Geçen hafta Milli Eğitim Bakanımız Sayın Ziya Selçuk ilimizdeydi. Bir eğitimci olarak göreve geldiği günden beri söylediklerinizi ve uygulamaya geçirdiklerinizi büyük bir saygı ve heyecanla takip ediyorum.

   Bakanımız Sayın Ziya Selçuk ziyareti sırasında iki saati aşkın bir sürede yüzlerce idareci ve öğretmene bin yıllık bir hayat dersi verdi.

  Öğretmenlik mesleğinin önemini anlatırken emanet sözcüğünü açıklamak için verdiği örnek salondaki herkes tarafından ibret alınacak nitelikteydi.

  “Sevgili Peygamberimiz Mekke’yi  fethedince Kabe’nin anahtarını 1400 yıldan  beri Kabe’nin bakımını yapan  bir gayrimüslüm olan Abdülkadir  eş-Şeybi’ ye verdi. Çünkü bu aile Kabe’nin bakımını 1400 yıldan beri hakkıyla yapıyordu” dedi.

   Sonra müdürlerden bahsetti. “Bir yere müdür olabilmek için onun, bunun kapısından medet ummamalı” dedi.

   Görev yaptığı yıllarda en sorunlu okullara tayin istediğini, birkaç yıl içersisinde o okulların en iyi okullarla birlikte anılmaya başladığını söylerken o günlerin anını yeniden yaşıyordu.

    “Bir okul müdürü kadar okuldur” sözü ise idareci pozisyonunda olan herkesin uykusunu kaçırmaya yeter.

    Sevgili bakanım sadeliğinizle, liderliğinizle, nezaketinizle, zarafetinizle söylemlerinizle gönüllerimizde taht kurdunuz.

    Sizleri dinlerken cennet yurdumun binlerce yıllık gelecek aydınlık günlerini şimdiden yaşadım.
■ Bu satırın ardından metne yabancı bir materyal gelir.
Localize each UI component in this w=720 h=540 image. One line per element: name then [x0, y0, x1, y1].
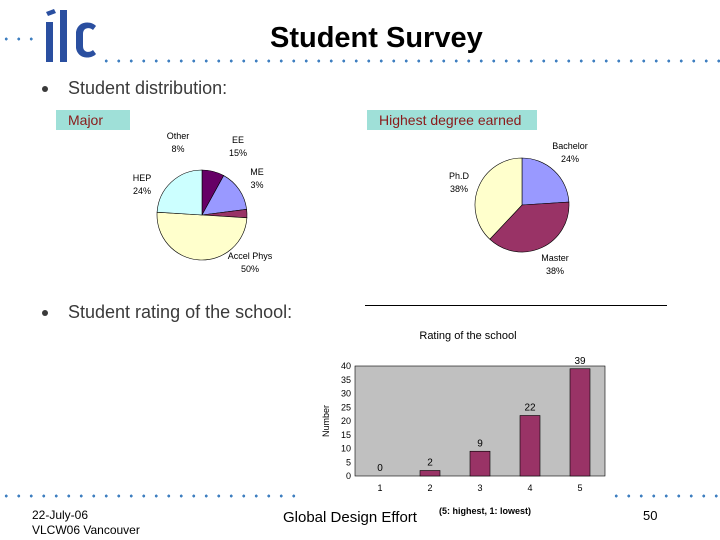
pie-label: Master: [541, 253, 569, 263]
bullet-dot: [42, 310, 48, 317]
pie-value-label: 38%: [546, 266, 564, 276]
bottom-right-dots: [610, 493, 720, 499]
pie-slice-accel-phys: [156, 211, 248, 261]
pie-slice-bachelor: [521, 157, 570, 206]
degree-chart-title: Highest degree earned: [367, 110, 537, 130]
pie-value-label: 24%: [133, 186, 151, 196]
x-axis-label: (5: highest, 1: lowest): [439, 506, 531, 516]
pie-value-label: 8%: [171, 144, 184, 154]
pie-label: EE: [232, 135, 244, 145]
x-tick-label: 5: [577, 483, 582, 493]
page-number: 50: [643, 508, 658, 523]
y-tick-label: 15: [341, 430, 351, 440]
pie-label: Accel Phys: [228, 251, 273, 261]
x-tick-label: 3: [477, 483, 482, 493]
bottom-left-dots: [0, 493, 300, 499]
bar-value-label: 39: [574, 356, 586, 367]
rating-bar-chart: Rating of the school0510152025303540Numb…: [321, 330, 606, 516]
pie-label: ME: [250, 167, 264, 177]
bar-value-label: 22: [524, 403, 536, 414]
bar-chart-title: Rating of the school: [419, 330, 516, 342]
bar-value-label: 2: [427, 458, 433, 469]
chart-divider: [365, 305, 667, 306]
major-chart-title: Major: [56, 110, 130, 130]
x-tick-label: 2: [427, 483, 432, 493]
pie-slice-ph-d: [474, 157, 523, 240]
bullet-text: Student rating of the school:: [68, 302, 293, 322]
y-tick-label: 30: [341, 389, 351, 399]
pie-label: HEP: [133, 173, 152, 183]
footer-center: Global Design Effort: [283, 509, 417, 526]
top-left-dots: [0, 36, 40, 42]
pie-value-label: 15%: [229, 148, 247, 158]
bar-5: [569, 368, 591, 477]
bullet-student-distribution: Student distribution:: [42, 78, 227, 99]
y-tick-label: 5: [346, 457, 351, 467]
footer-event: VLCW06 Vancouver: [32, 523, 140, 537]
bar-3: [469, 450, 491, 477]
pie-value-label: 50%: [241, 264, 259, 274]
pie-label: Other: [167, 131, 190, 141]
y-tick-label: 35: [341, 375, 351, 385]
pie-value-label: 3%: [250, 180, 263, 190]
slide-title: Student Survey: [270, 22, 483, 54]
pie-label: Ph.D: [449, 171, 470, 181]
bar-2: [419, 470, 441, 477]
bar-value-label: 0: [377, 463, 383, 474]
y-tick-label: 40: [341, 361, 351, 371]
pie-value-label: 24%: [561, 154, 579, 164]
degree-pie-chart: Bachelor 24% Master 38% Ph.D 38%: [449, 141, 588, 276]
bar-value-label: 9: [477, 438, 483, 449]
y-tick-label: 25: [341, 402, 351, 412]
pie-slice-master: [489, 201, 570, 253]
bullet-dot: [42, 86, 48, 93]
y-tick-label: 10: [341, 444, 351, 454]
pie-value-label: 38%: [450, 184, 468, 194]
ilc-logo-icon: [42, 8, 102, 64]
major-pie-chart: Other 8% EE 15%ME 3% Accel Phys 50% HEP 24%: [133, 131, 273, 274]
y-axis-label: Number: [321, 405, 331, 437]
bullet-text: Student distribution:: [68, 78, 228, 98]
y-tick-label: 20: [341, 416, 351, 426]
y-tick-label: 0: [346, 471, 351, 481]
bullet-student-rating: Student rating of the school:: [42, 302, 292, 323]
bar-4: [519, 415, 541, 477]
footer-date: 22-July-06: [32, 508, 89, 522]
top-right-dots: [100, 58, 720, 64]
pie-slice-hep: [156, 169, 203, 216]
x-tick-label: 4: [527, 483, 532, 493]
pie-label: Bachelor: [552, 141, 588, 151]
x-tick-label: 1: [377, 483, 382, 493]
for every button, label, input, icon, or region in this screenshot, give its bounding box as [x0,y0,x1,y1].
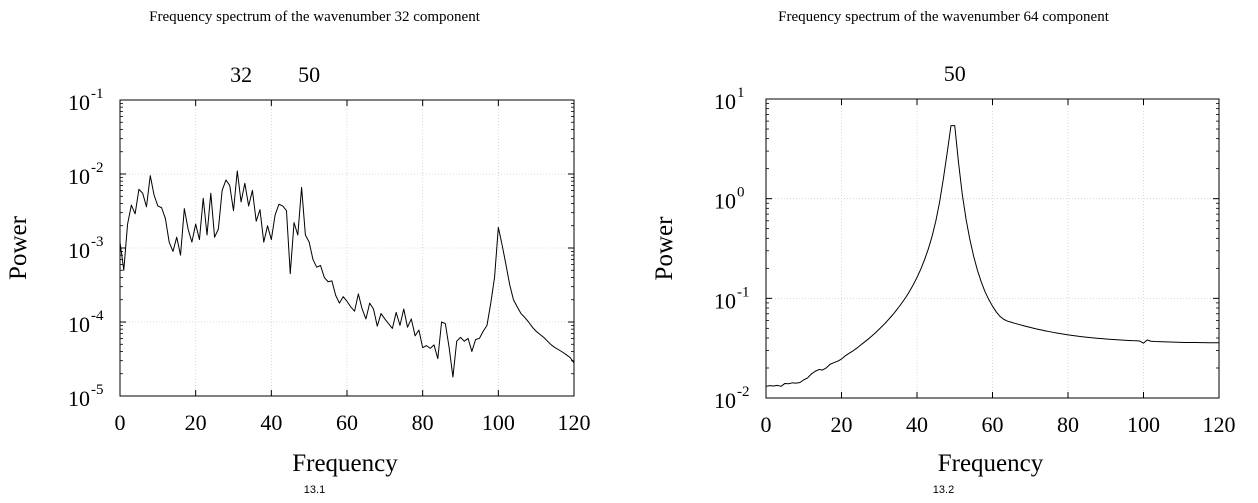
x-tick-label: 20 [831,412,853,437]
x-tick-label: 20 [185,410,207,435]
y-tick-exponent: -2 [91,160,104,176]
x-tick-label: 80 [1057,412,1079,437]
y-tick-exponent: -2 [737,384,750,400]
y-tick-exponent: -3 [91,234,104,250]
x-tick-label: 100 [482,410,515,435]
x-tick-label: 40 [906,412,928,437]
y-tick-exponent: -4 [91,308,104,324]
x-axis-label: Frequency [938,450,1044,477]
series-line [765,125,1219,387]
y-tick-label: 10 [68,164,90,189]
x-tick-label: 120 [1203,412,1236,437]
peak-annotation: 32 [230,62,252,87]
figure-caption: 13.1 [303,484,326,496]
peak-annotation: 50 [298,62,320,87]
chart-panel-wavenumber-32: Frequency spectrum of the wavenumber 32 … [5,9,591,496]
y-tick-label: 10 [714,388,736,413]
y-axis-label: Power [651,216,678,281]
y-tick-exponent: -5 [91,382,104,398]
y-tick-label: 10 [68,386,90,411]
x-tick-label: 80 [412,410,434,435]
x-tick-label: 60 [336,410,358,435]
x-tick-label: 0 [115,410,126,435]
y-axis-label: Power [5,215,32,280]
y-tick-exponent: -1 [737,284,750,300]
y-tick-exponent: 0 [737,185,745,201]
y-tick-label: 10 [714,288,736,313]
y-tick-exponent: -1 [91,86,104,102]
x-axis-label: Frequency [292,450,398,477]
chart-panel-wavenumber-64: Frequency spectrum of the wavenumber 64 … [629,0,1258,503]
y-tick-label: 10 [714,89,736,114]
y-tick-label: 10 [68,238,90,263]
chart-title: Frequency spectrum of the wavenumber 64 … [778,9,1109,25]
x-tick-label: 120 [558,410,591,435]
chart-title: Frequency spectrum of the wavenumber 32 … [149,9,480,25]
y-tick-exponent: 1 [737,85,745,101]
x-tick-label: 40 [260,410,282,435]
y-tick-label: 10 [68,312,90,337]
figure-caption: 13.2 [932,484,955,496]
plot-frame [765,98,1220,399]
peak-annotation: 50 [944,61,966,86]
y-tick-label: 10 [714,189,736,214]
y-tick-label: 10 [68,90,90,115]
series-line [119,170,575,378]
x-tick-label: 0 [761,412,772,437]
x-tick-label: 60 [982,412,1004,437]
x-tick-label: 100 [1127,412,1160,437]
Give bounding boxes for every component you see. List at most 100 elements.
    Sizin gibi bir bakanın bir eğitim neferi, bir uç beyi olduğum için kendimi çok şanslı hissediyorum.

    Sizden duyduklarımın tamamına yakını 40 yıllık eğitim yolculuğum sırasında hep yoldaşım oldu.

   İyi ki varsınız sayın bakanım.

   Sizler gibi değerli bir eğitim güneşini bizlerle buluşturan İl Milli Eğitim Müdürümüz Sayın Ali Tosun Bey’ e teşekkür ederim.

   Hoşça kalın, mutlu kalın, sağlıcakla kalın.